12,202 posts, read 17,564,997 times
Reputation: 3350
Quote:
Originally Posted by Jack Lance View Post
There may have been a time in the early 20th century when immigration may have been the predominate source of origin of the European population in Houston but that time has long since past. 200k is a lot but you yourself agree that many if not most of those ended up in other parts of the state and nation for that matter.

There are about 2.5 million non Hispanic whites in the Houston area today and with all the domestic migration to Houston especially during the post war period I don't see how anybody could surmise that the main origins of the white population in Houston is not from other U.S. states.

BTW you totally ignored domestic migration in your original epistle in this thread..



lol How do you come up with this stuff cBach, this is hilarious

Houston is the center of the oil industry because the oil was in Texas.
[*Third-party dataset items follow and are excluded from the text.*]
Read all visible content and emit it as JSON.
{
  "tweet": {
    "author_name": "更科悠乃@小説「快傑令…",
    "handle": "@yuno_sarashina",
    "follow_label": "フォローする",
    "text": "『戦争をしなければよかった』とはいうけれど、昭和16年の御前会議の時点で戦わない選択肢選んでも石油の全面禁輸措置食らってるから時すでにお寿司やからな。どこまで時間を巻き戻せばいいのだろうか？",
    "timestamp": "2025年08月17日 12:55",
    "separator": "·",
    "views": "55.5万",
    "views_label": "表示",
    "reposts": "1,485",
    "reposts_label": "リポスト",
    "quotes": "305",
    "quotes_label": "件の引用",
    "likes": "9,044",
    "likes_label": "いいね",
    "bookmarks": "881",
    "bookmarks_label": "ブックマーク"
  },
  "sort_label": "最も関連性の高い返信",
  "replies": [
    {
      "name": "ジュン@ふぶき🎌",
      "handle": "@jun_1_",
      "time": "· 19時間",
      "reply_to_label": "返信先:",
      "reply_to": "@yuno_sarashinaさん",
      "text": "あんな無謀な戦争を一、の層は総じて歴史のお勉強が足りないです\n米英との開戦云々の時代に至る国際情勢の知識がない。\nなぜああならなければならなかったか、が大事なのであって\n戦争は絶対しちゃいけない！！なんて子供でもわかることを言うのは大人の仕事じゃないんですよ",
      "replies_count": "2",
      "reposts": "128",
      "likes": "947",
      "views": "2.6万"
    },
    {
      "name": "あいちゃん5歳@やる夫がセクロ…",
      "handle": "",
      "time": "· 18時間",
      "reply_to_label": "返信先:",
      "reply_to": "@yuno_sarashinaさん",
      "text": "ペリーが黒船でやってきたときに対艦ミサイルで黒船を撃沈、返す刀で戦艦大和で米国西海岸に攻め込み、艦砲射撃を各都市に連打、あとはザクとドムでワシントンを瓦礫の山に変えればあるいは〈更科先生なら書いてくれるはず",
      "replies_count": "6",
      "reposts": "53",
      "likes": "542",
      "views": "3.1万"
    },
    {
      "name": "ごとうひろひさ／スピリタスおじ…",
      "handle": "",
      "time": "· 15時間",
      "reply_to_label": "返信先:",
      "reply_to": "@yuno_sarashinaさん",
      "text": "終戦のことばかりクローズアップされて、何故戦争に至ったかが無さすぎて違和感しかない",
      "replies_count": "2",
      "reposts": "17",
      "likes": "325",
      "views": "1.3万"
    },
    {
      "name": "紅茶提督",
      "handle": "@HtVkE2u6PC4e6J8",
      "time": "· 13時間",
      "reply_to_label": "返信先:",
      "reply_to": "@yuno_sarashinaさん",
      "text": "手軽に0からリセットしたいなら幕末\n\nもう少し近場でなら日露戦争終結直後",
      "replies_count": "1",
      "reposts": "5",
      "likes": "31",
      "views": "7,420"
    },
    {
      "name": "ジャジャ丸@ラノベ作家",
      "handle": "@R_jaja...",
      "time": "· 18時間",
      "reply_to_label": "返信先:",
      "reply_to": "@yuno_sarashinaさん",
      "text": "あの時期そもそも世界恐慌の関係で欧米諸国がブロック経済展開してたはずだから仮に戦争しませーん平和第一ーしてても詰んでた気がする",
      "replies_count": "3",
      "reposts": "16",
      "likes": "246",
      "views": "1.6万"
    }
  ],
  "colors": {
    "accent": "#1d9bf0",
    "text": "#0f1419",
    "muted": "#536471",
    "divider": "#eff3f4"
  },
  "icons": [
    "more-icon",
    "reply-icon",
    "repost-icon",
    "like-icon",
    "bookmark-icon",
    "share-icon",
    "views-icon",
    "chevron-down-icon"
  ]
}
Houston may have outdueled Beaumont for the center of the Texas oil industry, and thus the U.S. oil industry, but not New Orleans. The people who developed the Texas oil industry were by and large from S.E. Texas, or New York, not Louisiana.

I will somewhat agree with you that not for oil Texas in general would have been a glorified Mississippi, and none of the major Texas cities would be the booming metropolises they are today. Oil is what made any part of this state attractive, oil built the original infrastructure, oil money attracted any intellectual base that is now diversifying the Texas economy. Who would care about Austin if not for UT and it's oil and gas that funded the rise of UT, and is still the main component of UT's endowment.

I live here I can tell you the Vietnamese population came here mostly via California. This view you seem to have that Texas is a cultural colony of Louisiana is bizarre
Texas is not a Louisiana colony, but Houston and Beaumont are culturally aligned with Louisiana. The blacks and whites have deep roots from there.